Management guided about 85% of workforce have successfully completed their 2nd dose as at August 14, 2021. Thanks to the country’s fast vaccination progress, on August 16, 2021 KFB was able to resumed operations at 100 % capacity as opposed to 60% in May/June. Apart from that, the RTK Antigen Tests is carried fortnightly, to meet the MITI new SOPs.
In the past, KFB is running at about 1,400-1,500 m/tonne output which is relatively stagnant due to low manpower issues. With an additional 122 manpower acquired by stages from early September to Mid of October, the plant is expected to run at 1,700-1,800 m/t output. This 20-30% output increase would help sales to grow further.

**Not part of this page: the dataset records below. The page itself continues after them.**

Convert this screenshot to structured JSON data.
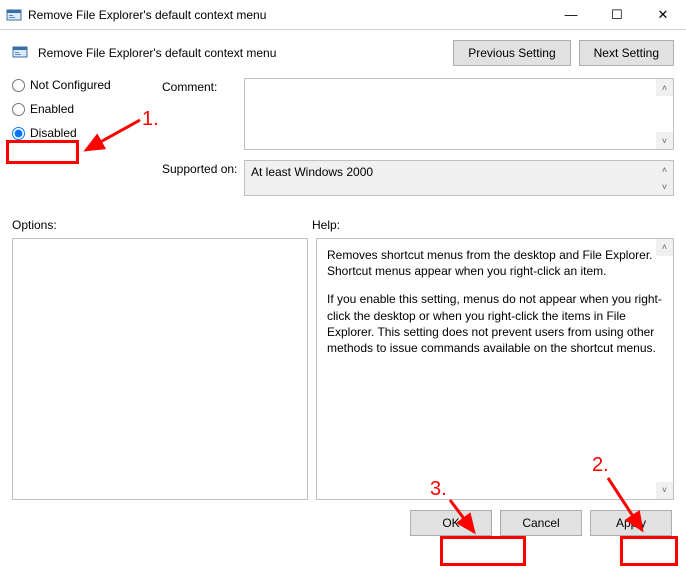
{
  "titlebar": {
    "title": "Remove File Explorer's default context menu"
  },
  "header": {
    "title": "Remove File Explorer's default context menu",
    "prev_btn": "Previous Setting",
    "next_btn": "Next Setting"
  },
  "radios": {
    "not_configured": "Not Configured",
    "enabled": "Enabled",
    "disabled": "Disabled"
  },
  "fields": {
    "comment_label": "Comment:",
    "supported_label": "Supported on:",
    "supported_value": "At least Windows 2000"
  },
  "lower": {
    "options_label": "Options:",
    "help_label": "Help:",
    "help_p1": "Removes shortcut menus from the desktop and File Explorer. Shortcut menus appear when you right-click an item.",
    "help_p2": "If you enable this setting, menus do not appear when you right-click the desktop or when you right-click the items in File Explorer. This setting does not prevent users from using other methods to issue commands available on the shortcut menus."
  },
  "footer": {
    "ok": "OK",
    "cancel": "Cancel",
    "apply": "Apply"
  },
  "annotations": {
    "n1": "1.",
    "n2": "2.",
    "n3": "3."
  }
}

During the 2QFY21, export wise, Chapatti, Spring roll pastry and other segments are gaining ground and contributes 14%/7%/7% to the total export. Meanwhile, Spring roll pastry and Paratha are the key products in local market contributed 35% and 22% respectively, followed by Frozen Vege 18% and Bun & Bakery 14%.

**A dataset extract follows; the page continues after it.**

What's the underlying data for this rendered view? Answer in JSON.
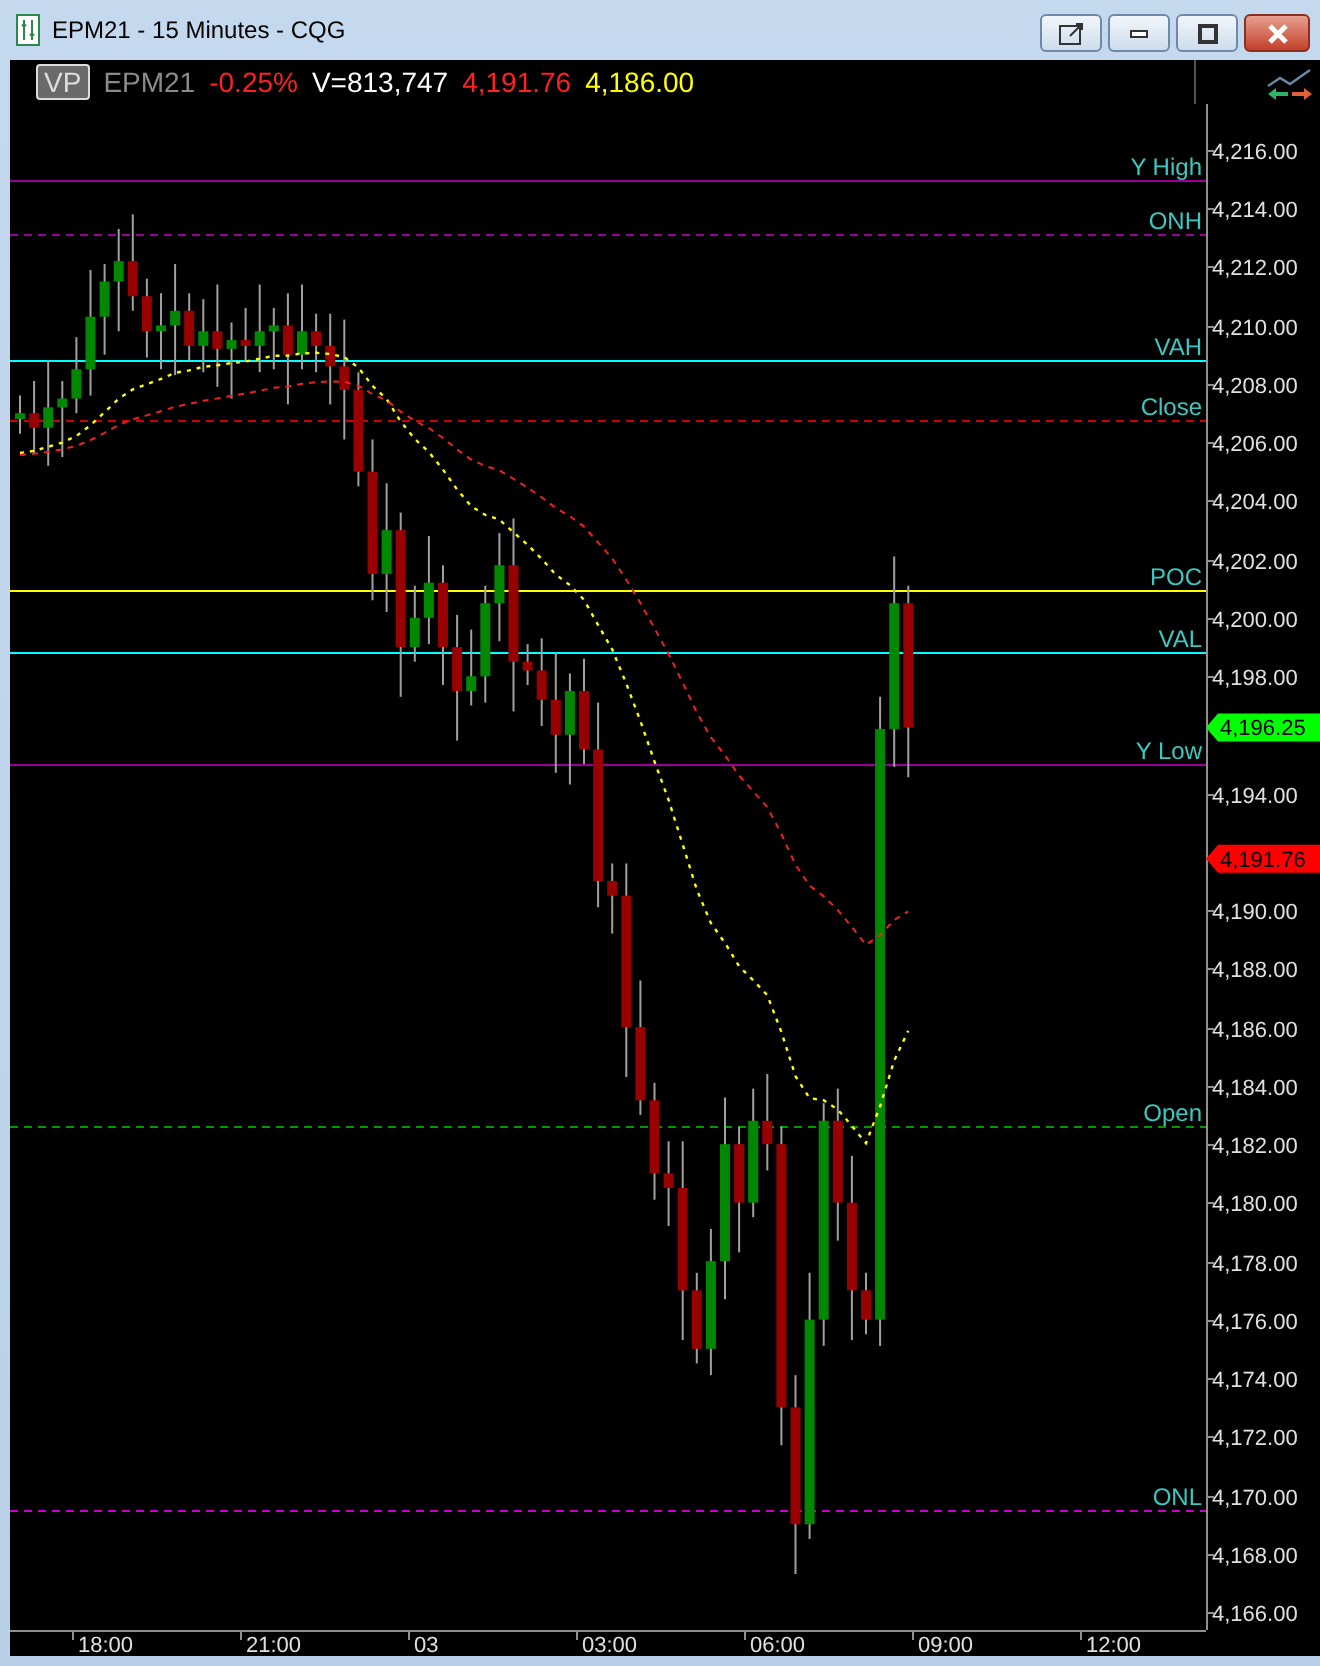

Its sales have clearly rebounded in August with the momentum carrying on in September. There is no order cancellation in regards to the temporary shutdown, however shipment deferment remains as key issues. Local sales are showing some gains in market share after the resumption from shutdown.
At current price the stock is undervalued and appear to be bottoming out in our view. We maintained our TP of RM2.78 on 28x PE (close to its 5-year mean) – which we feel is justified given its robust earnings registered despite the pandemic and a market leader position in frozen food arena. Hence we reiterate BUY call.